Heat the lard or vegetable oil in a heavy skillet or wide, shallow saucepan over
high heat. When very hot, add the bean puree, watching out for splatters. Reduce
the heat to medium and simmer, uncovered, stirring to prevent sticking, until
the liquid is evaporated. Season with salt. Cool to room temperature.
To fill the tamales, place 1 or 2 banana-leaf rectangles at a time flat on the
counter. Tear off some long, thin strips from the reserved banana-leaf trimmings
to use as ties. Place a big handful (2/3 to 1 cup) of the Masa
(corn mixture) in the center of the leaf. With a spatula or your fingers, spread
it into an oval about 4 by 3 inches and 1/2-inch thick. Place about 1 heaping
tablespoon of the bean filling in the center of the oval.

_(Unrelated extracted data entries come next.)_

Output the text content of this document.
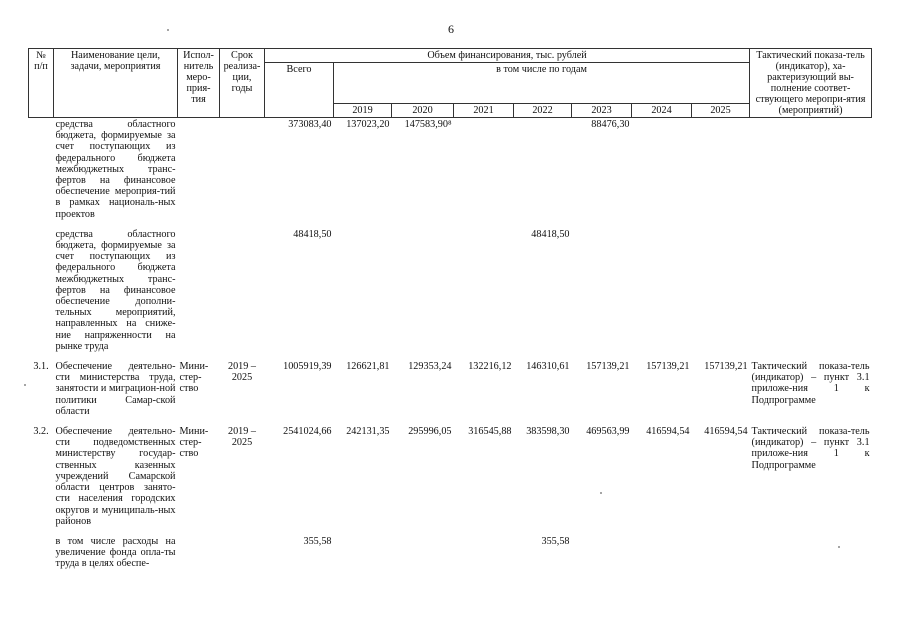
6
№ п/п	Наименование цели, задачи, мероприятия	Испол-нитель меро-прия-тия	Срок реализа-ции, годы	Объем финансирования, тыс. рублей								Тактический показа-тель (индикатор), ха-рактеризующий вы-полнение соответ-ствующего меропри-ятия (мероприятий)
				Всего	в том числе по годам							
					2019	2020	2021	2022	2023	2024	2025	
	средства областного бюджета, формируемые за счет поступающих из федерального бюджета межбюджетных транс-фертов на финансовое обеспечение мероприя-тий в рамках националь-ных проектов			373083,40	137023,20	147583,90⁸			88476,30			
	средства областного бюджета, формируемые за счет поступающих из федерального бюджета межбюджетных транс-фертов на финансовое обеспечение дополни-тельных мероприятий, направленных на сниже-ние напряженности на рынке труда			48418,50				48418,50				
3.1.	Обеспечение деятельно-сти министерства труда, занятости и миграцион-ной политики Самар-ской области	Мини-стер-ство	2019 – 2025	1005919,39	126621,81	129353,24	132216,12	146310,61	157139,21	157139,21	157139,21	Тактический показа-тель (индикатор) – пункт 3.1 приложе-ния 1 к Подпрограмме
3.2.	Обеспечение деятельно-сти подведомственных министерству государ-ственных казенных учреждений Самарской области центров занято-сти населения городских округов и муниципаль-ных районов	Мини-стер-ство	2019 – 2025	2541024,66	242131,35	295996,05	316545,88	383598,30	469563,99	416594,54	416594,54	Тактический показа-тель (индикатор) – пункт 3.1 приложе-ния 1 к Подпрограмме
	в том числе расходы на увеличение фонда опла-ты труда в целях обеспе-			355,58				355,58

Fold the right and left edges of the banana leaf toward the center to meet,
overlapping a little to cover the filling, then fold the top and bottom edges
toward the center to make a neat, flat package about 4 by 5 inches.
Fasten by tieing with a thin strip of banana leaf.
Place the tamales flat in the steamer, seam side up, arranging them in layers as
necessary. Place some extra banana leaves on top to help absorb steam. Steam 1
hour over boiling water, replenishing with hot water as necessary.